「大丈夫當橫屍沙場,如今奈何狼藉都市!」她說罷便衝破人群向囚車撞去。應聲倒地之間,四下眾人皆扼腕嘆息。而囚車裡的謝晦,已是老淚縱橫。
紅枝似是見過她,謝晦的獨女謝明嵋,正是彭城王劉義康的王妃。
身邊的囚車和人群依舊是往前走,方才這一段好似荒唐的插曲,轉瞬又被忘了。
紅枝從人群中擠出來,伸手抹了抹眼睛。
光線已是有些刺眼,柳絮像雪花一樣在空中亂舞。她忍不住打了個噴嚏,縮了縮肩膀,低頭繼續往前走。
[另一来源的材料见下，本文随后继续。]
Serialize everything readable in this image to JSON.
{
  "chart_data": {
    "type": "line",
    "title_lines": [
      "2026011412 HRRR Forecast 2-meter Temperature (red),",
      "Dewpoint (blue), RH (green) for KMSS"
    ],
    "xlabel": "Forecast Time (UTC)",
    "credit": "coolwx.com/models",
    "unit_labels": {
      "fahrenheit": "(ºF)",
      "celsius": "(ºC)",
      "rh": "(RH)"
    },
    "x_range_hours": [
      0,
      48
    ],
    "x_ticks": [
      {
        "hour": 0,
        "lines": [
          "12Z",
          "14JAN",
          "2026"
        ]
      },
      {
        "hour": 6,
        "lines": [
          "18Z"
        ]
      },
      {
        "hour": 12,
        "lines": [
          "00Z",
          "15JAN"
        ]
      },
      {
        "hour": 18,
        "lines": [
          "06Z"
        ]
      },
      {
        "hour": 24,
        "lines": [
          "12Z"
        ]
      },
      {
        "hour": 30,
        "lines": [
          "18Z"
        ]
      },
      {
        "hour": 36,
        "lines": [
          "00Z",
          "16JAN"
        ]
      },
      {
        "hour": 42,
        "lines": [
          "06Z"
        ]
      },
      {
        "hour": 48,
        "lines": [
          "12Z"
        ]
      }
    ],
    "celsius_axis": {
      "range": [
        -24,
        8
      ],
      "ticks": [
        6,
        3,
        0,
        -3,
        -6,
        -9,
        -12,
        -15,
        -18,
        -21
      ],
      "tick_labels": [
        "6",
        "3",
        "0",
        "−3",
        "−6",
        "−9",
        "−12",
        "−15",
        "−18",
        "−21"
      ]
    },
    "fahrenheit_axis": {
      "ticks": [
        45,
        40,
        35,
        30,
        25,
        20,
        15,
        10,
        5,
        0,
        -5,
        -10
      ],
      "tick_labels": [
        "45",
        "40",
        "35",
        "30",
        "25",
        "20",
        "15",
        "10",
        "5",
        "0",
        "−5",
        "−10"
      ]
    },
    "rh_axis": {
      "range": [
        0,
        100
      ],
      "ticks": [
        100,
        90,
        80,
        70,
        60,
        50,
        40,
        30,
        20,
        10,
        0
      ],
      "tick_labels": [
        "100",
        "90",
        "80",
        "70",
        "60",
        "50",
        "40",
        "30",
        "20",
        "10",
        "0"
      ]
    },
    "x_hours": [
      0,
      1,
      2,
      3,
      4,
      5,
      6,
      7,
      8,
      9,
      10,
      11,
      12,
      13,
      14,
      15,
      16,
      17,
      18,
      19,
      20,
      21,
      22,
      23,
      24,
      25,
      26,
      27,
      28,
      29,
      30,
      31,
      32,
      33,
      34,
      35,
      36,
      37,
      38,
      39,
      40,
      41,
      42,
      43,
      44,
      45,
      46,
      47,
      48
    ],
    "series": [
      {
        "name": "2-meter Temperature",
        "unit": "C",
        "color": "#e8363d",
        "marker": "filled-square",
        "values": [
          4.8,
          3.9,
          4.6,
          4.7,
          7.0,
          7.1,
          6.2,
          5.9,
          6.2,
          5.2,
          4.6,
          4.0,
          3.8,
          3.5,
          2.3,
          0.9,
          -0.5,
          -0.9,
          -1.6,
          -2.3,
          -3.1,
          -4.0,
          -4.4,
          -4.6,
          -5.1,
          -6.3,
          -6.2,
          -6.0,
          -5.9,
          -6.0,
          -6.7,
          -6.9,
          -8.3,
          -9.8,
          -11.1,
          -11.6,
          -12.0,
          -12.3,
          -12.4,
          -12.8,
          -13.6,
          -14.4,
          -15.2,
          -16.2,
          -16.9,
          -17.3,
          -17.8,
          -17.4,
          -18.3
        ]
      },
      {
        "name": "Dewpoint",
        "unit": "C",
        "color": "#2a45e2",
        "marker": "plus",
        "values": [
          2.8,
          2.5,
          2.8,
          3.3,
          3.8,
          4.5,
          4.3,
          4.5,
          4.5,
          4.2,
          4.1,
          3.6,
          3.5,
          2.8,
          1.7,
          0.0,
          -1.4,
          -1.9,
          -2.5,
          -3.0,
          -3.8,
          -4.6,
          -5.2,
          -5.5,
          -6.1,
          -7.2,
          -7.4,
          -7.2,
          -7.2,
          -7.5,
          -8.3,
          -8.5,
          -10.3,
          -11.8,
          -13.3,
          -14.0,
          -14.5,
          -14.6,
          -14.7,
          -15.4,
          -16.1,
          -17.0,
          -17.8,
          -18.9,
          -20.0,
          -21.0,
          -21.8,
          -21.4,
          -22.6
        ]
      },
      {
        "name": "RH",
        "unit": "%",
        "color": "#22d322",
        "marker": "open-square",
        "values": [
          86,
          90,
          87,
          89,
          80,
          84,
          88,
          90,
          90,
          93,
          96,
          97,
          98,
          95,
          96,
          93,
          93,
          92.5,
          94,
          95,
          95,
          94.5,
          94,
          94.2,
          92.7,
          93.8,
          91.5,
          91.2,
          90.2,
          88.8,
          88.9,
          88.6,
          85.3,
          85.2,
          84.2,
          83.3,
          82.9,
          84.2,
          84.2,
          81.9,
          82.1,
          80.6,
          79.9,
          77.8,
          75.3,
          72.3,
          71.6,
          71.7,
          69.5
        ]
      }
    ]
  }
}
她似是有些不認得路了,覺得這近兩年時間裡,建康變了許多。
在街上問擺攤兒的小販,從北湖往清溪邊如何走。
小販給她指了路,又道:「我勸姑娘還是別去了,清溪邊有陰宅,以前徐羨之的私宅就在那兒,這家人都死了之後,再也無人住過。」
他想想又添油加醋道:「前個兒有人去那兒打算去府里看看還有什麼好東西剩的,結果死那兒了!」
徐紅枝動了動唇角,卻也沒有說話。
本來安安靜靜的雁來卻突然焦躁了起來,嘰嘰喳喳地叫著,爪子緊緊揪住了紅枝肩上的衣服。
她一蹙眉,拍了拍它:「死雀仔,別吵。」
「小兄弟,那你知不知道,這徐府的人……都葬在哪裡了?」
「哪有得葬啊?全部挫骨揚灰,撒到江里去了。」
紅枝抿了抿唇。
這太陽似是沒有溫度一般,照得人發冷。
她伸手揉了揉心口,側頭對雁來道:「死雀仔,你沒見過長江吧?要不然咱去江邊看看罷。」
雁來卻埋了頭,自顧自地伸爪梳著身上的羽毛。
紅枝也懶怠理他,同擺攤小哥道了謝,便沿著街道往前走。
她疲憊得很,剛到建康都未來得及休息便又想著往江邊去。
可她睡不好,一閉上眼就開始做夢,醒來時更累。還不如不睡。
紅枝姑娘走在去江邊的路上,眼看著天色漸晚,卻還是往前走。到江邊時天已黑透,她在草地上坐下來,春天夜晚的風還有些涼意。雁來叫了兩聲,她取出小食袋,掏了碎米灑在一邊,雁來開心地落到地上啄食小米渣。紅枝拿了塊燒餅,就著半壺淡酒,在江邊兀自吃了起來。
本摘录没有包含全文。